Fishburn Hedges Director, Jason Nisse, spoke to Argent, the quarterly journal of The Financial Services Forum, about the credit crunch
Recently my wife was gazing at the front page of the Financial Times and spotted an article about the problems of the Icelandic economy. She pointed out that both of us had savings accounts with ICESave and wondered if we should close them. After reassuring her that even if Iceland disappeared into the Atlantic, we’d still be covered by the UK deposit protection scheme, I’ve heard nothing more about it.
This encapsulates the long-term damage that the credit crunch will have on retail business for the banks. A lot of worry but not much action. The business pages may fret about capital ratios, rights issues and long term reputational damage. And this may have deep effect on banks’ relationships with corporations – who, after all, want to deal with institutions who they hope have a better understanding of the financial markets than they do.
But for the average consumer, retail financial services brands have an astonishing resilience. Even when the institutions behave dreadfully – as life companies did in the pensions mis-selling scandal – their brands deflect the flack and
business is barely dented. Only when people think the company may actually go bust – as they did with Northern Rock – do they think about withdrawing their money. There may be a small margin of people who will shun banks which have had a wobble, but this will be massively outweighed by customers swayed by the best-buy tables.
There is one caveat to this – in the wealth management area. Here it is not so much the brand damage as
the internal damage that is going to hurt banks. Top bankers like working for winning teams – not least because they tend to be the ones that pay the best bonuses. So when wealth managers – or private bankers as they often like to be called - see other parts of their bank losing billions on complex investments built on shaky loan books, they search out pastures new.

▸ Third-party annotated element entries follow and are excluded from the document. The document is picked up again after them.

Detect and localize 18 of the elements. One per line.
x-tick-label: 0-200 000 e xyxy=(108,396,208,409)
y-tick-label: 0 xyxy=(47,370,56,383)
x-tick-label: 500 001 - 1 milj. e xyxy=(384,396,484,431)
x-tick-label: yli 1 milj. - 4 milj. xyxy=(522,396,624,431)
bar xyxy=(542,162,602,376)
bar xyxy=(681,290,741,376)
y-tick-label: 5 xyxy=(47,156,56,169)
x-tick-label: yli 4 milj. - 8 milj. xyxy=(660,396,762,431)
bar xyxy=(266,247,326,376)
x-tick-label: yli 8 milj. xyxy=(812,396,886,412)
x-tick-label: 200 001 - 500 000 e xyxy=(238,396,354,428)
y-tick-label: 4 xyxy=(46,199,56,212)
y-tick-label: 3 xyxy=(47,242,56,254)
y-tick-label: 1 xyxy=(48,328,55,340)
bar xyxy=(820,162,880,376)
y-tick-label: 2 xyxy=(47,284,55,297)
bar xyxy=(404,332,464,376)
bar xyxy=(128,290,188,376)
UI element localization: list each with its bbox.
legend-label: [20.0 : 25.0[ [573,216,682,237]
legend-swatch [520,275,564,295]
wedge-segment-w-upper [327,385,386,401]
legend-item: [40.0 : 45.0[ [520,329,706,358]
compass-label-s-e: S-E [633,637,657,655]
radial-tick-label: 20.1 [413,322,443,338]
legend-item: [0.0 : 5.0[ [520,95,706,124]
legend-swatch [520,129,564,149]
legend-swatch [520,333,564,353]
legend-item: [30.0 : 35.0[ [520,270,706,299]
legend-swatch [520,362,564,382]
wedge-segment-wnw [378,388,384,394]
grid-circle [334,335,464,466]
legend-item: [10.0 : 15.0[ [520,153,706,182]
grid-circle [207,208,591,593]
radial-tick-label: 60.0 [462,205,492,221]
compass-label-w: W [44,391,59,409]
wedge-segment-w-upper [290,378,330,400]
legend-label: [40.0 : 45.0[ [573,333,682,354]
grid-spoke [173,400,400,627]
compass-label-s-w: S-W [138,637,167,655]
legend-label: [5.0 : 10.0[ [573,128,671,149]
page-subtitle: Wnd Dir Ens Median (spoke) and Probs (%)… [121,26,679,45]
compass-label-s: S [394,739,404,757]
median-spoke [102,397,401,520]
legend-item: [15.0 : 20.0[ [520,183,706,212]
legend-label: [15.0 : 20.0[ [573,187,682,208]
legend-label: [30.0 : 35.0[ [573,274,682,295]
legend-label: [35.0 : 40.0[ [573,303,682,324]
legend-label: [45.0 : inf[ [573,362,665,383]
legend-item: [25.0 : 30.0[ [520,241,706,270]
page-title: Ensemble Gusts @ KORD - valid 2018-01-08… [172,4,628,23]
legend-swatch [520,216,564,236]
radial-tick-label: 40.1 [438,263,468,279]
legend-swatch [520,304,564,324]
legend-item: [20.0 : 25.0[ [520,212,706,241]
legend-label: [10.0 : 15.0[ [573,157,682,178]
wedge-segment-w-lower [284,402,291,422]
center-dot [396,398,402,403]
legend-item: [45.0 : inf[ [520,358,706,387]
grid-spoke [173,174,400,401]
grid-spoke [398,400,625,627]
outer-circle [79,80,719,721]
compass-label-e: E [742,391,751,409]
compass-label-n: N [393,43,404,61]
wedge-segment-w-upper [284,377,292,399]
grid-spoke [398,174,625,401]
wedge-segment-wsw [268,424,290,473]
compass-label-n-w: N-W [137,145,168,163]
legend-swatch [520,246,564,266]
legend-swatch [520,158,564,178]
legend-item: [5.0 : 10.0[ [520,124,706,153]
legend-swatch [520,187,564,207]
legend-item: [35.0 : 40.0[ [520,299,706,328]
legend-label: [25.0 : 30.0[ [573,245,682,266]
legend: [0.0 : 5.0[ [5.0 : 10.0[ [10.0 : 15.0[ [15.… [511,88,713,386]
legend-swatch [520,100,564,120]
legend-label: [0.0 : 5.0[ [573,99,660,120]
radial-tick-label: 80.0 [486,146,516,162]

Private banking is a relationship driven game, so when supposedly top banks lose their top bankers, they soon lose their top clients and cease to be top dogs.
There has been a lot of investment in private banking in recent years, with pots of money chasing the even greater pots of money held by the so called “mass affluent”. The big question is whether the aspirant rich will behave like the genuinely rich, and follow relationships - or, like the rest of us, stay put.